Already she was plotting her next move for when she reached her apartment and ditched her unwanted companion. She’d memorized the bus schedules out of Chicago her first day in the city. Her bag was packed. All she needed to do was pick it up, and she could catch the “EL” back to the bus station. She should be on her way to parts unknown before dawn. The destination would be wherever the first bus out of town took her. It was pretty straightforward.
She picked up the pace, ready to be on her way. The man behind her didn’t miss a step. She frowned in annoyance. Of all the times to pick up a Good Samaritan.
She didn’t even know what he looked like, she realized. His face had remained in shadow back on the corner. All she knew was that he was tall and strong. The man was muscular as hell, and she’d been pressed up against every one of those muscles.
She wondered idly what she was doing. It wasn’t like it mattered how built the guy was. After the next couple of minutes, she was never going to see him again.
He didn’t say a word to her until they reached the rundown five-story building she’d called home for the past four months. She plowed up the steps without looking back at him, but sensed him appraising the structure.
“Nice place,” he said in a tone dry as dust.
“It’s a dump. You can say it.” The observation wouldn’t offend her. She hadn’t exactly been focusing on the building’s aesthetic qualities when it had come to finding a place to live.
She pushed the front door open, and when she didn’t immediately sense him behind her, she thought for a second he was going to leave. The notion was crushed an instant later when he laid his hand on the door and held it open for her. Rather than chance Taylor coming across them on the front stoop, she plunged inside and let him follow. She’d have to save the goodbyes for her front door. Like it or not, he would be saying goodbye then.
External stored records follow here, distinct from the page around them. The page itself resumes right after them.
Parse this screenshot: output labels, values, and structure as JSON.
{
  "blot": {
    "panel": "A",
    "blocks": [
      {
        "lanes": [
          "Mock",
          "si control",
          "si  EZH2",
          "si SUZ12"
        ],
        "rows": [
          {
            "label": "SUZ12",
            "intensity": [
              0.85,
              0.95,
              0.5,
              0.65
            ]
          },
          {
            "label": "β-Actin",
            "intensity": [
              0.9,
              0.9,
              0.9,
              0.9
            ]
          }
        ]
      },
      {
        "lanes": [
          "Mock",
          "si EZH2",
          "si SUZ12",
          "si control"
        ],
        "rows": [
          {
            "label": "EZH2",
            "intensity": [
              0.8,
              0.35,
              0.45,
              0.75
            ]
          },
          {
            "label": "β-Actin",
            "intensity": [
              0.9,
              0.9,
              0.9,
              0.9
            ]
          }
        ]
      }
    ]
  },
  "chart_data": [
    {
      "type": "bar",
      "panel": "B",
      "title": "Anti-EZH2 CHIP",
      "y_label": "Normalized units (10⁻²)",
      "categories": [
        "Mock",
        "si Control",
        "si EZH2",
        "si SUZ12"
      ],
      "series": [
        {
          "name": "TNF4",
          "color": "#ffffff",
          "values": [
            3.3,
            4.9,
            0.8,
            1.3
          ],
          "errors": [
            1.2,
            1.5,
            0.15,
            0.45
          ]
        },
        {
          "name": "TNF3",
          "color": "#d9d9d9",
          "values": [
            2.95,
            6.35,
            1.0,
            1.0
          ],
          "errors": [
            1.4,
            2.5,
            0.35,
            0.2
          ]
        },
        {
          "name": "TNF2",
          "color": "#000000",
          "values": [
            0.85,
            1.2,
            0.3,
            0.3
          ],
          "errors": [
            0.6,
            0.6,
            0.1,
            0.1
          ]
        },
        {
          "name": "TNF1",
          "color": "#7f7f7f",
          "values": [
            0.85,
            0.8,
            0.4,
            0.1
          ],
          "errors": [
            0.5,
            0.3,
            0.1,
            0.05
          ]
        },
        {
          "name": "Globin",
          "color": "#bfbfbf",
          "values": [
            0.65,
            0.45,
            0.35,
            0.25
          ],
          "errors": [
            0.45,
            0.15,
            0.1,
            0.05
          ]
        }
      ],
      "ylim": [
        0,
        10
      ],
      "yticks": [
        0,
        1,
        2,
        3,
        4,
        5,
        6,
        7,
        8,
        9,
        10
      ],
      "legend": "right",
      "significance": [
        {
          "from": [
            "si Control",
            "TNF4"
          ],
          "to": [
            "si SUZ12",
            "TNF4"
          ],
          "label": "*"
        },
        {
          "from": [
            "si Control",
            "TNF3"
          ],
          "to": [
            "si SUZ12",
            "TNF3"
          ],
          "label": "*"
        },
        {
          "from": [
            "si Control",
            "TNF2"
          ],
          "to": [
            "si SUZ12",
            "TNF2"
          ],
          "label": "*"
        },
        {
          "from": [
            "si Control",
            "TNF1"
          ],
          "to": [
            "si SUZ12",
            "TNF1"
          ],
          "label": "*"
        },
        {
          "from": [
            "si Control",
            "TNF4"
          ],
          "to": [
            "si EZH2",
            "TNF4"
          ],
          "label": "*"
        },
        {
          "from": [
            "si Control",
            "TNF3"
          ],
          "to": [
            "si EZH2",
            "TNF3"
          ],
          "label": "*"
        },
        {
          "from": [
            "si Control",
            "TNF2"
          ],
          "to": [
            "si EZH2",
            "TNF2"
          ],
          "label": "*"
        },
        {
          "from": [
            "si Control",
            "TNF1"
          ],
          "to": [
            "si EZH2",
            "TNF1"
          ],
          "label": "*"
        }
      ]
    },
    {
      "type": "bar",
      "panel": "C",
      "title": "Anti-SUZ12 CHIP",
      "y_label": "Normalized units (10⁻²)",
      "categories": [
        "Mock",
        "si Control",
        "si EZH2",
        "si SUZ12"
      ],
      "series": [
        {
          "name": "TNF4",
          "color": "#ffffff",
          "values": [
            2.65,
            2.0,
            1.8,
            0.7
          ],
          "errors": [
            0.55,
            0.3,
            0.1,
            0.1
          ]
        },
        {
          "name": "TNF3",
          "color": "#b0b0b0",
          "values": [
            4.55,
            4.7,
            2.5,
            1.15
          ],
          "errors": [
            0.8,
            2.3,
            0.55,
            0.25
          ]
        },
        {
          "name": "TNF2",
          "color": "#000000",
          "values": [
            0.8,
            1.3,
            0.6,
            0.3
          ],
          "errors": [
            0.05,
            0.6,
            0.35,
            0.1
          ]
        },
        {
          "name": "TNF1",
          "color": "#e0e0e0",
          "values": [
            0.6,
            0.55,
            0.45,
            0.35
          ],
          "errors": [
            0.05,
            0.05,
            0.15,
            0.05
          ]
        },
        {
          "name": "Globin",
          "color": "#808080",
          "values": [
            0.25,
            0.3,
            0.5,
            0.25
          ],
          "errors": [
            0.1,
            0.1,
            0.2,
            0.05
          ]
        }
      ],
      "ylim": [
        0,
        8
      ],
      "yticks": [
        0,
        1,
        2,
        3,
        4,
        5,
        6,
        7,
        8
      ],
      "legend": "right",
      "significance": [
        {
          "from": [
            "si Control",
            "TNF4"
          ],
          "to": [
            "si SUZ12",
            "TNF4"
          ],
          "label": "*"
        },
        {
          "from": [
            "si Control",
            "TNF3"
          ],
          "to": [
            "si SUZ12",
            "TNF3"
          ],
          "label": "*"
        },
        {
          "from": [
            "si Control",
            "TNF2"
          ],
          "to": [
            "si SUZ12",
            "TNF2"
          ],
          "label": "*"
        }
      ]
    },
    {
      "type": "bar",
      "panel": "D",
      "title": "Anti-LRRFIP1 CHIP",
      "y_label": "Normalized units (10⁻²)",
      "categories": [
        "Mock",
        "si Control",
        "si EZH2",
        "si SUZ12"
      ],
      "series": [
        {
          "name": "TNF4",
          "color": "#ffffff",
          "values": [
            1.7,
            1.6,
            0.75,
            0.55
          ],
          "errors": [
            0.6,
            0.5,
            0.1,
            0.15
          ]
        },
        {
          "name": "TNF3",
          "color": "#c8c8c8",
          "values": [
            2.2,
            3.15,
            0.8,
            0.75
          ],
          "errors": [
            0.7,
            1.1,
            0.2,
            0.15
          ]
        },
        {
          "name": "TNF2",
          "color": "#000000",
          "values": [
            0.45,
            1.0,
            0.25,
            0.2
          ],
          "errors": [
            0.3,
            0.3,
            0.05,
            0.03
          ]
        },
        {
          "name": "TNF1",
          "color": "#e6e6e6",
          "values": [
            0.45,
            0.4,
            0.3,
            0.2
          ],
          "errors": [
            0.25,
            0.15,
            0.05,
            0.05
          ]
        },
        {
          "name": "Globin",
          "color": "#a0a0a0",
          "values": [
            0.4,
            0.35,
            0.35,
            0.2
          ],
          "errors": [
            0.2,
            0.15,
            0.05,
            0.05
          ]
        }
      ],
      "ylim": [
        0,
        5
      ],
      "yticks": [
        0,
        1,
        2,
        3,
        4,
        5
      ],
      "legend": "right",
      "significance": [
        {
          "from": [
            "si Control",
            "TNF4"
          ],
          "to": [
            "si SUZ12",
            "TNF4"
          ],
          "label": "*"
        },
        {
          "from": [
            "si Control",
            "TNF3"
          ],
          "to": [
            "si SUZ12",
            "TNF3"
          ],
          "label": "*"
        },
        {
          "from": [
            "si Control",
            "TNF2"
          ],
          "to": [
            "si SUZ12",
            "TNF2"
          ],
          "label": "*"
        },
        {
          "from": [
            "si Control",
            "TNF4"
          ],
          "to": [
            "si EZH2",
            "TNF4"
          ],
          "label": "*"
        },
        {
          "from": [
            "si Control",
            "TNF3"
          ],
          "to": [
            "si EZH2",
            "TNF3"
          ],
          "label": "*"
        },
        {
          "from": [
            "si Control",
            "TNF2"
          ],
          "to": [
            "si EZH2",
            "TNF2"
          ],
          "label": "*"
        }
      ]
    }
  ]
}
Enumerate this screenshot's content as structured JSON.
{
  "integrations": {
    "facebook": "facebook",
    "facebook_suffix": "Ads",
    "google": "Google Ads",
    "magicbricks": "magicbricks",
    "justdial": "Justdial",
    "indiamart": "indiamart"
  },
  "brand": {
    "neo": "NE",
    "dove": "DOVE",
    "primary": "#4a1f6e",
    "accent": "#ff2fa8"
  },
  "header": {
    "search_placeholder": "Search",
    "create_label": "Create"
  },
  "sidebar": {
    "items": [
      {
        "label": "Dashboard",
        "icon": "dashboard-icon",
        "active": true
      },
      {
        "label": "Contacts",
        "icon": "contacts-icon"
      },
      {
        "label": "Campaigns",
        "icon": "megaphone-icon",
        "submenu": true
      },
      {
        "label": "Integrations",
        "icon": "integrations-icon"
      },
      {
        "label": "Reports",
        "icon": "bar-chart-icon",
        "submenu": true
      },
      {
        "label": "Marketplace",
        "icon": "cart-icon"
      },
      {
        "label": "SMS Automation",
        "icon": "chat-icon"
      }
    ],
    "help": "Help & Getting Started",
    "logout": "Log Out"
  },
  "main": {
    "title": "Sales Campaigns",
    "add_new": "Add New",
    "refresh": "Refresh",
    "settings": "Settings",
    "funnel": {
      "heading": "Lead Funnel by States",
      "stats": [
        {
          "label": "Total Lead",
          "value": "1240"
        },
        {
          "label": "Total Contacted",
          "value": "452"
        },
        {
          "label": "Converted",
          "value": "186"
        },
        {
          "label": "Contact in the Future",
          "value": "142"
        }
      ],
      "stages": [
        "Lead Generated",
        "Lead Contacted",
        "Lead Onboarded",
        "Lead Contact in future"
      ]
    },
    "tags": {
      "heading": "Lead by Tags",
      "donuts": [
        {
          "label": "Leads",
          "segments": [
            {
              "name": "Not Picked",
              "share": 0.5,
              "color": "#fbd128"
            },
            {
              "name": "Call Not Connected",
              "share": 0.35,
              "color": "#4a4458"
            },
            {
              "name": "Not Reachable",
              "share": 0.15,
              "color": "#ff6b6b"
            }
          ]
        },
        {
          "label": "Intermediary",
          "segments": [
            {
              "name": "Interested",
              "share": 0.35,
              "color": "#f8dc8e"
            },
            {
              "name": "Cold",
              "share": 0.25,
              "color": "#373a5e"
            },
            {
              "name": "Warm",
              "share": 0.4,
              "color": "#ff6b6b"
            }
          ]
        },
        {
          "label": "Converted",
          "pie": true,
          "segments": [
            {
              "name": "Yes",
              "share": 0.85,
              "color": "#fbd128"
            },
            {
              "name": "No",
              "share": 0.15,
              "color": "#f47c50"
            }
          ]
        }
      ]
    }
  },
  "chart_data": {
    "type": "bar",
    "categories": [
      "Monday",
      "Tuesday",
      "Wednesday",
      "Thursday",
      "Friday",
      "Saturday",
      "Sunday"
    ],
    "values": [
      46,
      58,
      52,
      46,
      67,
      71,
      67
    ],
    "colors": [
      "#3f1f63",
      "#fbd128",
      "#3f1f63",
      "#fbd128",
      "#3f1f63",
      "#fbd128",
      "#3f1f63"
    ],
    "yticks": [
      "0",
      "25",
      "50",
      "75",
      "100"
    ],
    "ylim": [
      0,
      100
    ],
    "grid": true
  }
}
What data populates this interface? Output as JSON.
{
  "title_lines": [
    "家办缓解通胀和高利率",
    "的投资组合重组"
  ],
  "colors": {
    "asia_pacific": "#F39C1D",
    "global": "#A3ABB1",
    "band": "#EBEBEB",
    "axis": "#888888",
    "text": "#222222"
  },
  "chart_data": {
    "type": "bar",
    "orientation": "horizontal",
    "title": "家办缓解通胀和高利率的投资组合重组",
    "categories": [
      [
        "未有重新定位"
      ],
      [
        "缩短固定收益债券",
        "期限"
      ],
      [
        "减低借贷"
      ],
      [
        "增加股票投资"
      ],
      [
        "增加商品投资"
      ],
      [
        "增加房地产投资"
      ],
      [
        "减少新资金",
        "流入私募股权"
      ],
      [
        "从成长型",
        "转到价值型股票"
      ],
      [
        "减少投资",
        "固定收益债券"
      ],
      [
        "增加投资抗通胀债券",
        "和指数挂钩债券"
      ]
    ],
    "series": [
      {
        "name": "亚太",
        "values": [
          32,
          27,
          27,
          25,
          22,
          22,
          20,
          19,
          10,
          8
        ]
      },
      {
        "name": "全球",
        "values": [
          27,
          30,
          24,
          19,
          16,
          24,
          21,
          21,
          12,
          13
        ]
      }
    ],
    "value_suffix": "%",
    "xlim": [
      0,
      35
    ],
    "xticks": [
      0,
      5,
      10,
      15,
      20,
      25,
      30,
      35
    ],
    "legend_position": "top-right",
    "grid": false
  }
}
“Aren’t you worried he’ll follow you here?” her Samaritan asked as he trailed her up the unlit stairs.
“No. He doesn’t know about the apartment.” If he had he would have waited to ambush her here. Instead, he’d come after her in a public place.
“So it wasn’t random.”
Had she revealed too much? Too late to worry about it now. “No. It wasn’t random.”
She finally reached the third floor. Her apartment was the first on the left, facing the front of the building. Key already in hand, she shoved it into the lock, threw the door open and whirled back to face him before he’d stepped onto the shadowy landing.
“See. I made it. Safe and sound.”
Looming over her, he looked past her into the apartment. She doubted he could see much. It was still probably enough to let him know it wasn’t any more hospitable than the rest of the structure. Or the woman who lived there. “Lady, I’m not sure I feel safe in this building.”
“Then you’re welcome to leave.”
He made no move to do so. He stared at her, long and hard, until her skin began to tingle in response. She shifted uneasily from one foot to the other, doing her best not to rub at the goose bumps.
“I don’t think you feel safe here, either.”
“I’ll be fine. I’ve been here for quite a while. Nothing’s happened to me yet.”
“Because Taylor didn’t know where you were until today.”
The words were so unexpected she couldn’t hide her reaction. He might as well have punched her. The air whooshed from her lungs, the blood from her face.